Format your code according to the Format code with pre-commit.
Add unit tests according to the Run and add unit tests.
Update documentation according to Write documentations.
Provide accuracy and speed benchmark results according to Test the accuracy and Benchmark the speed.

gemini-code-assist · 2025-09-17T05:32:39Z

Warning

You have reached your daily quota limit. Please wait up to 24 hours and I will start processing your requests again!
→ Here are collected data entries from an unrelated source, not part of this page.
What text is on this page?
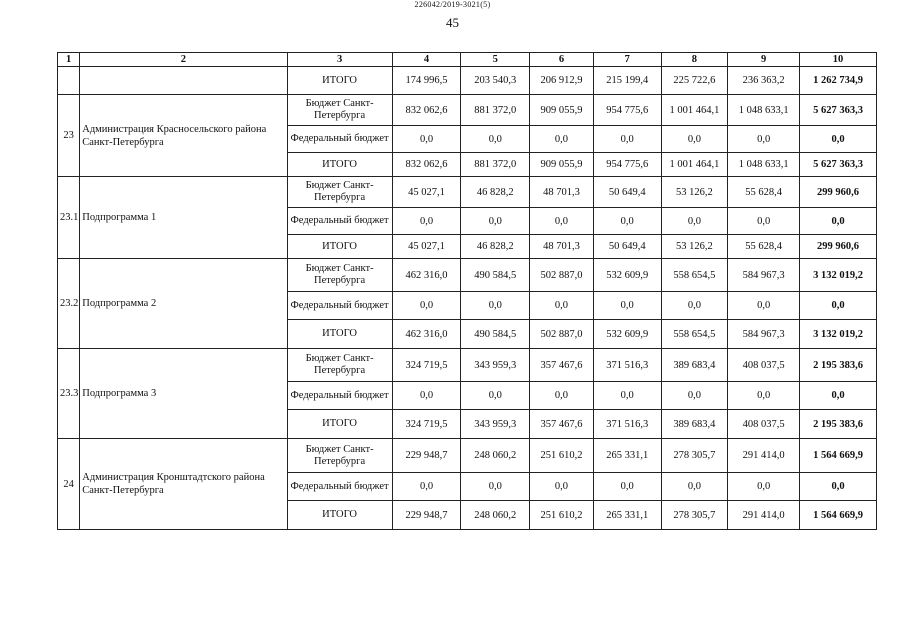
226042/2019-3021(5)
45
1	2	3	4	5	6	7	8	9	10
		ИТОГО	174 996,5	203 540,3	206 912,9	215 199,4	225 722,6	236 363,2	1 262 734,9
23	Администрация Красносельского района Санкт-Петербурга	Бюджет Санкт-Петербурга	832 062,6	881 372,0	909 055,9	954 775,6	1 001 464,1	1 048 633,1	5 627 363,3
		Федеральный бюджет	0,0	0,0	0,0	0,0	0,0	0,0	0,0
		ИТОГО	832 062,6	881 372,0	909 055,9	954 775,6	1 001 464,1	1 048 633,1	5 627 363,3
23.1	Подпрограмма 1	Бюджет Санкт-Петербурга	45 027,1	46 828,2	48 701,3	50 649,4	53 126,2	55 628,4	299 960,6
		Федеральный бюджет	0,0	0,0	0,0	0,0	0,0	0,0	0,0
		ИТОГО	45 027,1	46 828,2	48 701,3	50 649,4	53 126,2	55 628,4	299 960,6
23.2	Подпрограмма 2	Бюджет Санкт-Петербурга	462 316,0	490 584,5	502 887,0	532 609,9	558 654,5	584 967,3	3 132 019,2
		Федеральный бюджет	0,0	0,0	0,0	0,0	0,0	0,0	0,0
		ИТОГО	462 316,0	490 584,5	502 887,0	532 609,9	558 654,5	584 967,3	3 132 019,2
23.3	Подпрограмма 3	Бюджет Санкт-Петербурга	324 719,5	343 959,3	357 467,6	371 516,3	389 683,4	408 037,5	2 195 383,6
		Федеральный бюджет	0,0	0,0	0,0	0,0	0,0	0,0	0,0
		ИТОГО	324 719,5	343 959,3	357 467,6	371 516,3	389 683,4	408 037,5	2 195 383,6
24	Администрация Кронштадтского района Санкт-Петербурга	Бюджет Санкт-Петербурга	229 948,7	248 060,2	251 610,2	265 331,1	278 305,7	291 414,0	1 564 669,9
		Федеральный бюджет	0,0	0,0	0,0	0,0	0,0	0,0	0,0
		ИТОГО	229 948,7	248 060,2	251 610,2	265 331,1	278 305,7	291 414,0	1 564 669,9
DevashishLal-CB · 2025-09-17T05:43:45Z

Things Pending as of now

Cuda graph support, currently the fused activation pass doesn't work with cuda graph enabled
RMSNorm Quant fusion pass
Unit tests for fusion passes

BBuf · 2025-09-19T12:38:09Z

Can we add a sgl-kernel fuse kernel pass example? Such as topk_softmax

DevashishLal-CB · 2025-09-26T09:14:03Z

Can we add a sgl-kernel fuse kernel pass example? Such as topk_softmax

@BBuf Added the example for topk_softmax fusion, Also added rmsnorm_quant fusion pass with tests

This MR is ready for review, will look into cuda graph support and do it as a separate MR

Will collaborate with @yuan-luo

BBuf · 2025-09-26T12:46:51Z

Can we add a sgl-kernel fuse kernel pass example? Such as topk_softmax

@BBuf Added the example for topk_softmax fusion, Also added rmsnorm_quant fusion pass with tests

This MR is ready for review, will look into cuda graph support and do it as a separate MR

Will collaborate with @yuan-luo

Cool, we'll review ASAP.

yuan-luo · 2025-09-26T13:47:29Z

+from sglang.srt.server_args import ServerArgs
+
+
+class FusionManager(CustomGraphPass):


Instead of FusionManager, we prefer to do abstraction and form a PassManager, in which fusion is one type of all the Pass types like llvm pass concept. There can be other Pass types like AsyncTPPass, AllReduceFusionPass, RMSNormQuantFusionPass and etc.
Refer to https://github.com/sgl-project/sglang/pull/10987/files#diff-61475915ef47a86d47da62c647cd346f64c4b702c94728ab84172aed428e4fc0
for more details.

yuan-luo · 2025-09-27T12:27:01Z

#10987

yuan-luo · 2025-09-27T10:40:20Z

+from sglang.srt.server_args import ServerArgs
+
+try:
+    from vllm import _custom_ops  # noqa: F401


Don't depend on vllm.

I'll port over the kernel

yuan-luo · 2025-09-27T11:40:43Z

@@ -147,14 +156,21 @@ def patch_model(
            tp_group.ca_comm = backup_ca_comm


-def set_torch_compile_config():
+def set_torch_compile_config(server_args, model_config):


Parameters in def should have type.

yuan-luo · 2025-09-28T04:24:14Z

@@ -1788,6 +1788,8 @@ def init_device_graphs(self):
            return

        if self.device != "cpu" and self.server_args.disable_cuda_graph:
+            if self.server_args.enable_torch_compile:


Do we need to conduct torch_compile in case of disable_cuda_graph?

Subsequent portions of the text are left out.